Researchers evaluated DeepRare against several other tools including general-purpose LLMs like Claude-3.7-Sonnet and GPT-4o; reasoning-enhanced variants; medical-specific LLMs such as MMedS-Llama 3; bioinformatics tools like PubCaseFinder; and other agentic systems including MDAgents. Testing involved 6,401 clinical cases across nearly 3,000 diseases using public datasets such as Deciphering Developmental Disorders Study and RareBench as well as in-house datasets from Xinhua and Hunan hospitals in China.

For each case, DeepRare generated five ranked predictions.
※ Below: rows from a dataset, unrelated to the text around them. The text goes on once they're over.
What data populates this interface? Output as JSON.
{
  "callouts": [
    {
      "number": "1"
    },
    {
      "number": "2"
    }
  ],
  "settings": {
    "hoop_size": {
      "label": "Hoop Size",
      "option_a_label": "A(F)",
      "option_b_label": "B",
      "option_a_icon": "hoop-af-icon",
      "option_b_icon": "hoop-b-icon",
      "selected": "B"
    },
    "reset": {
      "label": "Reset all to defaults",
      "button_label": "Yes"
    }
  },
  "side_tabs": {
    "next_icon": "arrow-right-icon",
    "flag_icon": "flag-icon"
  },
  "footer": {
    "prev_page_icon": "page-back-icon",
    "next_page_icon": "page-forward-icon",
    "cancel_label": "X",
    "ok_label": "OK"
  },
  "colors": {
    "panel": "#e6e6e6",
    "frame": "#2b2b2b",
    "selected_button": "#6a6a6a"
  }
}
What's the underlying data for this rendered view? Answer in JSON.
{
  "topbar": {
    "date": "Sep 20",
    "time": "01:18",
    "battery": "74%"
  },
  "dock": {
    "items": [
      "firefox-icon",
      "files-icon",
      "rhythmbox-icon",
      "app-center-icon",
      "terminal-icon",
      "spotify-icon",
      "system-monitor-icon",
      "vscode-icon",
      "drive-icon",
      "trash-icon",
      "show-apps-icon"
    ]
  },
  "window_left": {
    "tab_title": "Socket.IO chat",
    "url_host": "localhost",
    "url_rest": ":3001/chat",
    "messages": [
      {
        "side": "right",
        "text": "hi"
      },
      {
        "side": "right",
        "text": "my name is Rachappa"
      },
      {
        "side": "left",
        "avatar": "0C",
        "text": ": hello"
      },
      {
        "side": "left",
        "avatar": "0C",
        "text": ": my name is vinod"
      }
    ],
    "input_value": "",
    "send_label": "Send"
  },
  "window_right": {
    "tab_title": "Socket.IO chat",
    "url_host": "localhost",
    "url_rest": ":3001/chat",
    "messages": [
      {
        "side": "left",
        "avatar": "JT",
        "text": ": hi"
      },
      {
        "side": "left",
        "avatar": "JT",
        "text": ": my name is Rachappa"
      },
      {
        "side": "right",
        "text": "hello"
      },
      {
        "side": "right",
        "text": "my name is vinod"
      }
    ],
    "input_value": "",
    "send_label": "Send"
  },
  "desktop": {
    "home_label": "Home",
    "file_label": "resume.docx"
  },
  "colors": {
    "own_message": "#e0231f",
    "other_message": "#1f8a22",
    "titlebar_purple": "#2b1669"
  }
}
Performance was measured using Recall@K metrics—the probability that the correct diagnosis appears within the top K predictions—with Recall@1 showing if it ranked first.

In analyses based on HPO terms alone, DeepRare achieved a Recall@1 of 57.18%, outperforming its closest competitor by nearly 24%. Its performance remained strong across different body systems and both common and rare disease types.
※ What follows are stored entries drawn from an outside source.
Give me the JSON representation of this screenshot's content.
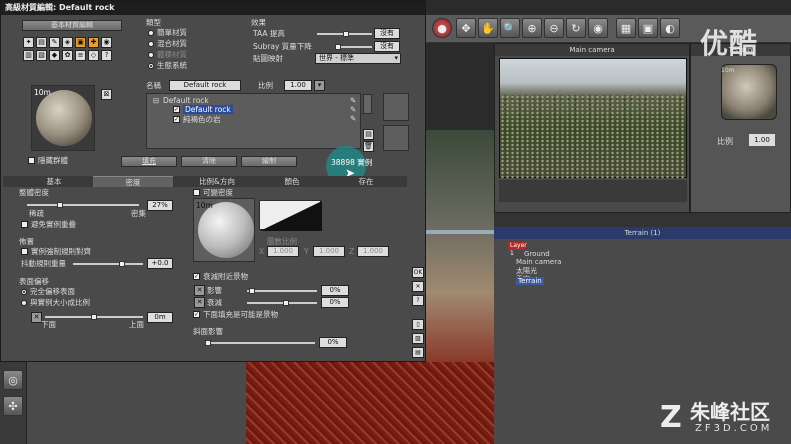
{
  "dialog": {
    "title": "高級材質編輯: Default rock",
    "top_button": "基本材質編輯",
    "type_label": "類型",
    "types": [
      "簡單材質",
      "混合材質",
      "體積材質",
      "生態系統"
    ],
    "effects_label": "效果",
    "taa_label": "TAA 提高",
    "taa_value": "沒有",
    "subray_label": "Subray 質量下降",
    "subray_value": "沒有",
    "mapping_label": "貼圖映射",
    "mapping_value": "世界 - 標準",
    "name_label": "名稱",
    "name_value": "Default rock",
    "scale_label": "比例",
    "scale_value": "1.00",
    "thumb_zoom": "10m",
    "tree_root": "Default rock",
    "tree_child1": "Default rock",
    "tree_child2": "純褐色の岩",
    "hide_label": "隱藏群體",
    "btn_fill": "填充",
    "btn_clear": "清除",
    "btn_paint": "繪制",
    "instances": "38898 實例",
    "tabs": [
      "基本",
      "密度",
      "比例&方向",
      "顏色",
      "存在"
    ],
    "overall_density": "整體密度",
    "density_sparse": "稀疏",
    "density_dense": "密集",
    "density_value": "27%",
    "avoid_overlap": "避免實例重疊",
    "layout_label": "佈置",
    "force_regular": "實例強制規則對齊",
    "jitter_label": "抖動規則重量",
    "jitter_value": "+0.0",
    "surface_offset": "表面偏移",
    "offset_opt1": "完全偏移表面",
    "offset_opt2": "與實例大小成比例",
    "offset_below": "下面",
    "offset_above": "上面",
    "offset_value": "0m",
    "variable_density": "可變密度",
    "sphere_zoom": "10m",
    "shader_scale": "圖數比例",
    "sx": "1.000",
    "sy": "1.000",
    "sz": "1.000",
    "decay_label": "衰減附近景物",
    "influence_label": "影響",
    "influence_value": "0%",
    "decay2_label": "衰減",
    "decay2_value": "0%",
    "below_fill": "下面填充是可能是景物",
    "slope_label": "斜面影響",
    "slope_value": "0%"
  },
  "camera": {
    "title": "Main camera"
  },
  "terrain_panel": {
    "title": "Terrain",
    "zoom": "10m",
    "scale_label": "比例",
    "scale_value": "1.00"
  },
  "scene": {
    "header": "Terrain (1)",
    "layer": "Layer 1",
    "items": [
      "Ground",
      "Main camera",
      "太陽光",
      "天空",
      "Terrain"
    ]
  },
  "watermarks": {
    "youku": "优酷",
    "zf_cn": "朱峰社区",
    "zf_en": "ZF3D.COM"
  }
}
When compared directly with five expert rare disease specialists using identical HPO inputs—where clinicians could use search engines but not AI-based tools—DeepRare showed higher accuracy rates: "DeepRare achieved Recall@1 and Recall@5 rates of 64.4% and 78.5%, respectively, compared with specialists’ average Recall@1 of 54.6% and Recall@5 of 65.6%. These results suggest the system outperformed human experts under standardized benchmarking conditions."

Adding genetic data further improved outcomes: "Recall@1 increased from 33.3% to 63.6% in the Hunan dataset and from 39.9% to 69.1% in the Xinhua dataset." Compared with Exomiser—a tool that also integrates genetic information—DeepRare performed better on both datasets.

Testing different LLMs as central hosts revealed minimal impact on overall performance, indicating robustness in DeepRare’s architecture.

The authors noted that while retrospective evaluations show promise for DeepRare’s ability to generate accurate diagnoses supported by transparent reasoning chains—sometimes exceeding clinician performance—these findings are based on controlled studies rather than real-world deployment scenarios.

They concluded that future research may explore extending this approach toward treatment selection or prognosis prediction along with prospective validation in clinical settings.